An Introduction to rgm

This vignette is designed to guide users through the process of simulating data and then running an experiment with the RGM package. We’ll start by demonstrating how to simulate data, which is a crucial preliminary step. Following this, we’ll showcase how to run the estimation process on the simulated data. The focus will be on interpreting various plots generated from the experiment, providing insights into the performance and accuracy of the RGM package.

Simulating Data

The first step in our analysis is to simulate data, which forms the basis for our subsequent experiment. The RGM package offers functionalities for simulating complex network data, which we will utilize here.

The initial step involves simulating network data using the RGM package. This process sets the stage for our experiment by generating data that mimics real-world complex network structures.

Consider \(B=13\) distinct body sites, each representing a different environment, and \(p=87\) microbes identified as Operational Taxonomic Units (OTUs). For each environment \(k\), where \(k=1,\ldots,B\), let \(\mathbf{Y}^{(k)} = (Y^{(k)}_1, \ldots, Y^{(k)}_p)\) denote the \(p\)-dimensional random vector of OTU abundances. The relationship among these OTUs within each environment is modeled using a graphical model (GM): \[\begin{equation} \mathbf{Y}^{(k)} | G^{(k)} \sim \mathcal{L}_{G^{(k)}}(\boldsymbol{\Omega}^{(k)}), \end{equation}\] where \(G^{(k)}\) represents the conditional independence graph for environment \(k\), and \(\boldsymbol{\Omega}^{(k)}\) denotes the associated parameters.

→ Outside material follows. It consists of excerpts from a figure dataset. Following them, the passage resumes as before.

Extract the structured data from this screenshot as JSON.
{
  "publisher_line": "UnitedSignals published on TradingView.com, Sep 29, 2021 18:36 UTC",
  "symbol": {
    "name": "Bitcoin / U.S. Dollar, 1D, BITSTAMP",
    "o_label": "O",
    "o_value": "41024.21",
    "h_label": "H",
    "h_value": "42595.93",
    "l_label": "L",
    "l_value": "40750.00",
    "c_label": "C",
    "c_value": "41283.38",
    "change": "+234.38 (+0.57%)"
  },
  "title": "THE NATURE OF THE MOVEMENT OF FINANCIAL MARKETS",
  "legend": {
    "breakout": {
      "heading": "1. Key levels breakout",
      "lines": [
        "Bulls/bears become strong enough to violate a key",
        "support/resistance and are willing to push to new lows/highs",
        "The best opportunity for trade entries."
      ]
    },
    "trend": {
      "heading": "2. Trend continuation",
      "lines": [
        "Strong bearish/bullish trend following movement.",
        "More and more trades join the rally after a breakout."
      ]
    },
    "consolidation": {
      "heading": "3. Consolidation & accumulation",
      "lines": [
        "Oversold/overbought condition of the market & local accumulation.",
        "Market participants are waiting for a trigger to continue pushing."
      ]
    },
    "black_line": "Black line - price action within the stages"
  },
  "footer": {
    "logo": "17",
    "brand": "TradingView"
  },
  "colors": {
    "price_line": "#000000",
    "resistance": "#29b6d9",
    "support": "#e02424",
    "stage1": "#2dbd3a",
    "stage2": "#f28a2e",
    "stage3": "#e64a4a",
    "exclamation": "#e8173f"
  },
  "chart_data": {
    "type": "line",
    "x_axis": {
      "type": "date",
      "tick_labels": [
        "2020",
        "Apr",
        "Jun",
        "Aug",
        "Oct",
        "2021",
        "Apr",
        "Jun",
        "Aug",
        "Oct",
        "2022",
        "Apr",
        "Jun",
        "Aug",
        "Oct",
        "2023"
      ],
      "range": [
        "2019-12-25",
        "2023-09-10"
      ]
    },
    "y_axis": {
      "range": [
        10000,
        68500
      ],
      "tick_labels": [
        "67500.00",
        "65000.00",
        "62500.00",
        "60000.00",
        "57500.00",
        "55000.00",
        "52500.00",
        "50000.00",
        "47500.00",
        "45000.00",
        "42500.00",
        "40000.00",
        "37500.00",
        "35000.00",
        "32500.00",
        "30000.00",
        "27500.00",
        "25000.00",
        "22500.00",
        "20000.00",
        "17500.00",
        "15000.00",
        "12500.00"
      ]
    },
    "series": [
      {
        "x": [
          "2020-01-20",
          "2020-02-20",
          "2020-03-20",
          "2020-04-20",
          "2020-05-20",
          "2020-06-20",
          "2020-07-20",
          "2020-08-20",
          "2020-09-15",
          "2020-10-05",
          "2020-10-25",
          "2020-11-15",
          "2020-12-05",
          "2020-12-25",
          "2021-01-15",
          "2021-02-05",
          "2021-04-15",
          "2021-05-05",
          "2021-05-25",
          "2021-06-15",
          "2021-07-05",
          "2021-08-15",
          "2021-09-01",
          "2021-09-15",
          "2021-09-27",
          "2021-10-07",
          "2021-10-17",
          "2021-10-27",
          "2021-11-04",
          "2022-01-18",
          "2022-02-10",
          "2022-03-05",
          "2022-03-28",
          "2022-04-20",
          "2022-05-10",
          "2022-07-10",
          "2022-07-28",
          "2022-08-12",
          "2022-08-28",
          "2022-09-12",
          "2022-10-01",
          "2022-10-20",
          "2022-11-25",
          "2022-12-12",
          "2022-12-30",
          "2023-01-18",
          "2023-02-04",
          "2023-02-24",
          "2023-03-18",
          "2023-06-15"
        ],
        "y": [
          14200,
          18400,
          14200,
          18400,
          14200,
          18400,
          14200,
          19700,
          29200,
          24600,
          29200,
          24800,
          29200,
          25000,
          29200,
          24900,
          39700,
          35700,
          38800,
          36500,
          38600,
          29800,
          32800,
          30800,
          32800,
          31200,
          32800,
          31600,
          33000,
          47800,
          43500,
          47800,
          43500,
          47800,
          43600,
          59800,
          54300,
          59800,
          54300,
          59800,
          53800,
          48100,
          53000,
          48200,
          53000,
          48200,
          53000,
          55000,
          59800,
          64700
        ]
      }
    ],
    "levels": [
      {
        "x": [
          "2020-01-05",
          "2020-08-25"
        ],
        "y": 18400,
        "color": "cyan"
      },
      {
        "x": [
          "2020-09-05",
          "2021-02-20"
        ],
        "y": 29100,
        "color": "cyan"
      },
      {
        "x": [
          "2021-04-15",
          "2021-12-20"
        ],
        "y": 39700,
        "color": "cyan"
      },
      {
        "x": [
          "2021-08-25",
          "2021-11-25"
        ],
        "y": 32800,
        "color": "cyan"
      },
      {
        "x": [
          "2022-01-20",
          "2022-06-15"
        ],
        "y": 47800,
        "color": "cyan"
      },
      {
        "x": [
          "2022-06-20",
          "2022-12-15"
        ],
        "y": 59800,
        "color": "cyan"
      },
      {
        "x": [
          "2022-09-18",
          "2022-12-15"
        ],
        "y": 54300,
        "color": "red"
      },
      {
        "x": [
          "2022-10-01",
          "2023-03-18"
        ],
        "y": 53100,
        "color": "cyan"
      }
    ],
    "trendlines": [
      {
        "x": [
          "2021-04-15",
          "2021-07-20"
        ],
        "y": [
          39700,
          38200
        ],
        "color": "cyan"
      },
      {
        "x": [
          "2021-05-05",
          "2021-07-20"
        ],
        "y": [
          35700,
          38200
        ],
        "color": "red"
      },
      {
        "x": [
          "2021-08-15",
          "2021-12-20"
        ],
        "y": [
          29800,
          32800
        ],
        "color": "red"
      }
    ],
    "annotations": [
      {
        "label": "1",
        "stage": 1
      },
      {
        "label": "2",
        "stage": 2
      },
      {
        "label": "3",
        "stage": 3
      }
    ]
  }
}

Moreover, the collection of graphs \(G = \{G^{(k)}\}_k\) across all environments is assumed to follow a random graph model, characterized as: \[\begin{equation} G^{(k)} \sim P(\boldsymbol{\Theta}), \quad k=1,\ldots,B, \end{equation}\] with \(\boldsymbol{\Theta}\) representing the parameter vector for this joint distribution.

# Running the simulation with specific parameters
a <- sim.rgm(p=87, B=13, n=346, mcmc_iter = 100, seed=1234)

Estimation

Once we have our simulated data, the next phase is to apply the RGM model to this data. This step involves estimating the network structure and relationships from the data we generated.


# Fitting the model
res <- rgm(a$data, X=a$X, iter=10000)

This section provides an in-depth analysis of the simulation results using various plots. We will interpret the plots to understand the model’s behavior and accuracy.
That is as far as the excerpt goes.